This decision is reminiscent of a fairytale about a princess and her frog prince and the croaking chorus of the Frogs of Aristophane. On June 30, the U.S. Court of Appeals for the Fifth Circuit issued a significant ruling involving critical habitat designations on private land. The case was decided on a 2 to 1 vote, with Judge Owen providing a strong dissent. The majority was at pains to state that “critical habitat designations do not transform private land into wildlife refuges.” Nevertheless, the extension of the Endangered Species Act (ESA) to this private land may conceivably have federal permitting consequences later if the future development of the land triggers Clean water Act considerations.

The dusky gopher frog is an endangered species which is now found only in Mississippi. In 2010, the U.S. Fish and Wildlife Service designated 1544 acres in Louisiana as a critical habitat of the frog although it has not been seen in Louisiana since 1965. The Service reasoned that this land in Louisiana contains ephemeral ponds that are essential to the species existence.

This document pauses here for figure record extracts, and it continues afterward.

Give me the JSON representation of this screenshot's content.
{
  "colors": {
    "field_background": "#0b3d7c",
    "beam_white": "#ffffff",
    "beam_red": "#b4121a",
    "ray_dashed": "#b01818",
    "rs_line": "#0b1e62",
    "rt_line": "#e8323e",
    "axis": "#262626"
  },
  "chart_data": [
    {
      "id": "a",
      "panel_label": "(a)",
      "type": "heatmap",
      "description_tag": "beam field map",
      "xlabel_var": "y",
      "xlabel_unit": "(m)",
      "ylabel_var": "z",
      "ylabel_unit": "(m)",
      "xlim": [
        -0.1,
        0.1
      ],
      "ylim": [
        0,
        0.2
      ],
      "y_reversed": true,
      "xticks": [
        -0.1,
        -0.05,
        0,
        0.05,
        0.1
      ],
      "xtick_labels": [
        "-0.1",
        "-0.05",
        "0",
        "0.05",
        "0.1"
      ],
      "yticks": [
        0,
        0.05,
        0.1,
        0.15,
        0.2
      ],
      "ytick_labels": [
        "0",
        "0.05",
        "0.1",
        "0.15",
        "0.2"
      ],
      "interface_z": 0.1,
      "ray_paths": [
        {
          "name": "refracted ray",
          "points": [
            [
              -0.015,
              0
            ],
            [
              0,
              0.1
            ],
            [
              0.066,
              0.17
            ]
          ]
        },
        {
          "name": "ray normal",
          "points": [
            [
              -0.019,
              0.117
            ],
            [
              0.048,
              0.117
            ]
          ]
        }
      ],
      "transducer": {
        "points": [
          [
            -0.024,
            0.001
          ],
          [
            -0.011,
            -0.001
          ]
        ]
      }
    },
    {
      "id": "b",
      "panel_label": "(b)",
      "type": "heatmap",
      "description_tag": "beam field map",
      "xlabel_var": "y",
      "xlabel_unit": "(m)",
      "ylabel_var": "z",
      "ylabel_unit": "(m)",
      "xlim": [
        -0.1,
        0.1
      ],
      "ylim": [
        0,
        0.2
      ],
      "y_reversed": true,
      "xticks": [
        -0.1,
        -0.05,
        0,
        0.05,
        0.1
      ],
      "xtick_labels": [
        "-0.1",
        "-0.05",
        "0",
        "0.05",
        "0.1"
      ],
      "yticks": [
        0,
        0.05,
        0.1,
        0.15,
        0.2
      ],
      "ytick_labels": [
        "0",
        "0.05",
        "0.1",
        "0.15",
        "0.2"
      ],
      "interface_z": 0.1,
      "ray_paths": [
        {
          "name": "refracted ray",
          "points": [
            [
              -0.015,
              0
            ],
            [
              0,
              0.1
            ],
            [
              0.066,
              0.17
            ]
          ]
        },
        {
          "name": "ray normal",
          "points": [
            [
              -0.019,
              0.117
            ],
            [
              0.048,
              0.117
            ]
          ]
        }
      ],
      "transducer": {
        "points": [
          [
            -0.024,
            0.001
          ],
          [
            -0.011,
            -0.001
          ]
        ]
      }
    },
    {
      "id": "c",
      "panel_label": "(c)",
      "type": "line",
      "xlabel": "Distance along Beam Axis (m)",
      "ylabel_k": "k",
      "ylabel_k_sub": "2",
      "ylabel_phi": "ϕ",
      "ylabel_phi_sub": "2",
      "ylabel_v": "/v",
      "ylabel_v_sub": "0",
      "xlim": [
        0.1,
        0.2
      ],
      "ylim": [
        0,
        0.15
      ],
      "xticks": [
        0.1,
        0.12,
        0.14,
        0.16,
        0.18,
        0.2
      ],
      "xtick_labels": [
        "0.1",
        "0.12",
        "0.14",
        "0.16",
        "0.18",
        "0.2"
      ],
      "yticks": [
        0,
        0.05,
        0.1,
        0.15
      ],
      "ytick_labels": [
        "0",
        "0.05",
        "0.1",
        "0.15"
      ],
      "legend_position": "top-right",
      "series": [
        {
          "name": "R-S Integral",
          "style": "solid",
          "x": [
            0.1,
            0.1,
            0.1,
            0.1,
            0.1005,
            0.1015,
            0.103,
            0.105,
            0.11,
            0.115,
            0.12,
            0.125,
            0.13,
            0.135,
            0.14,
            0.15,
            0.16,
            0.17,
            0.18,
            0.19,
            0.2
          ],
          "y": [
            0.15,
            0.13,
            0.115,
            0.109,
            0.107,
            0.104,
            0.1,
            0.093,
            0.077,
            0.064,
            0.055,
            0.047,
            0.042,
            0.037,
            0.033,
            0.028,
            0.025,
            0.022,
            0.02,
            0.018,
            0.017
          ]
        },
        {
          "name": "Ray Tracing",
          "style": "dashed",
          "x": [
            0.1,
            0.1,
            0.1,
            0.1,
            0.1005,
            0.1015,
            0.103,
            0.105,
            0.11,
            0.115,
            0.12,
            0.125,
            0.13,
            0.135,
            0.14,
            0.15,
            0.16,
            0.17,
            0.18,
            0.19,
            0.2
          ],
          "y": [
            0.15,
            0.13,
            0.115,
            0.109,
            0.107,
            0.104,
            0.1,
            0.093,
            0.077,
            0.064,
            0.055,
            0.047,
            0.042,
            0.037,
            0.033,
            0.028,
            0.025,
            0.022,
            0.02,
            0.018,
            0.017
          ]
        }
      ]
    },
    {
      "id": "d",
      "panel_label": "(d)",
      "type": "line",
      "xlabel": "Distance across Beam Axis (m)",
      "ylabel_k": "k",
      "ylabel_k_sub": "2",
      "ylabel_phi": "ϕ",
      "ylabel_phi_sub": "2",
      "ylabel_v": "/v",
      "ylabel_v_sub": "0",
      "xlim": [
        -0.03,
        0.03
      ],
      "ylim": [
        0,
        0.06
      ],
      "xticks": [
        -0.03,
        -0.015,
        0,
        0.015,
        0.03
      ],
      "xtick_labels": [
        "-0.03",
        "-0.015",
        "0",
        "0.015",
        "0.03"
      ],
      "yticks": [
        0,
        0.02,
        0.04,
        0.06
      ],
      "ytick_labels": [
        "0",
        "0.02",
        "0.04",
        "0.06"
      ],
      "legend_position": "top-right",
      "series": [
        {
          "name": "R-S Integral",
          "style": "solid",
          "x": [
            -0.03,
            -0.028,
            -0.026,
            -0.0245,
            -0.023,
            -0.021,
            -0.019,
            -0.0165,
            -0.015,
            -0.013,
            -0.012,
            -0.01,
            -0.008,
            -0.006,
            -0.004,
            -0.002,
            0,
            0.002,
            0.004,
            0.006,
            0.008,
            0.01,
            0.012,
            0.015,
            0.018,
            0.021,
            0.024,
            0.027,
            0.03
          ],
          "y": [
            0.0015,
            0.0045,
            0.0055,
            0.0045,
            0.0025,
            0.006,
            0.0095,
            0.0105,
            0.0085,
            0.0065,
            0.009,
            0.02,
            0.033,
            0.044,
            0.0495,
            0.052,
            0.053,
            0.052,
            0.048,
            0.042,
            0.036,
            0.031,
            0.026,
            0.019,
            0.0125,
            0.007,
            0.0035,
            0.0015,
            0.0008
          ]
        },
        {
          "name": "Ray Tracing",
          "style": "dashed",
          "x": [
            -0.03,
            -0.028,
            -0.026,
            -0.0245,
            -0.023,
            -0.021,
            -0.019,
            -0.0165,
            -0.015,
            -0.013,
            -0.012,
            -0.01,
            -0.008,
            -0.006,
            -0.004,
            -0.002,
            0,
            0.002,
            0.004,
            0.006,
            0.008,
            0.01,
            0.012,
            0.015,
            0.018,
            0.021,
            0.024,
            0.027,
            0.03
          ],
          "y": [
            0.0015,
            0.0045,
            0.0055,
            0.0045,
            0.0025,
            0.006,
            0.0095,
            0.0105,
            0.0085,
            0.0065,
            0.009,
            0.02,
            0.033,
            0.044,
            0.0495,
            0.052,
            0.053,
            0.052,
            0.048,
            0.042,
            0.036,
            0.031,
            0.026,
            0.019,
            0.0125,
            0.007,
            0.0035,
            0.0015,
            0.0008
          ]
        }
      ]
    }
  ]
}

However, the land is privately owned, and the landowners plan to use this land for residential and commercial development.

The district court upheld this designation, and the Fifth Circuit has now affirmed that decision in a holding that the dissent describes as “unprecedented and sweeping.” The landowners argued that this designation of their land: (1) violates both the ESA and the APA; (2) exceeds the Service’s constitutional authority under the Commerce Clause, and (3) violates NEPA.

The Court of Appeals held that the landowners have standing to contest the critical habitat designation, but no standing under NEPA to challenge the Service’s failure to prepare an environmental impact statement because in this instance, they were asserting purely economic injuries and this is insufficient.

The ESA envisions two types of critical habitat: those that affect occupied and unoccupied areas. The Service conducted a scientific search for the ephemeral ponds the frogs needs, and found five of them on the plaintiffs’ Louisiana property. Next, the Service had to determine whether this land could be adjudged to be “essential” for the conservation of the species. Since that term is not defined in the ESA, and the Service has been delegated authority to make these ESA determinations, the Court of Appeals applied Chevron deference to hold that the Service’s use of “essential” was authorized.

The court then held that the economic calculus made by the Service was committed to agency discretion, and it was unreviewable. The landowners argued they stood to use several million dollars, and any economic test would find the Service’s determination unreasonable. The Commerce Clause argument failed principally because no court has ruled that the ESA, even when it affects private property, can be challenged as an unwarranted expansion of the Congress’ Commerce Clause authority.

In dissent, Jude Owen strongly disagreed with this ruling—indeed the case may well have turned on this use of the term “essential.” He notes that the only way this species can thrive on this unoccupied land is with the hope that the landowners will remove their existing pine trees and replace them with another variety more suitable for the propagation of the dusky gopher frog.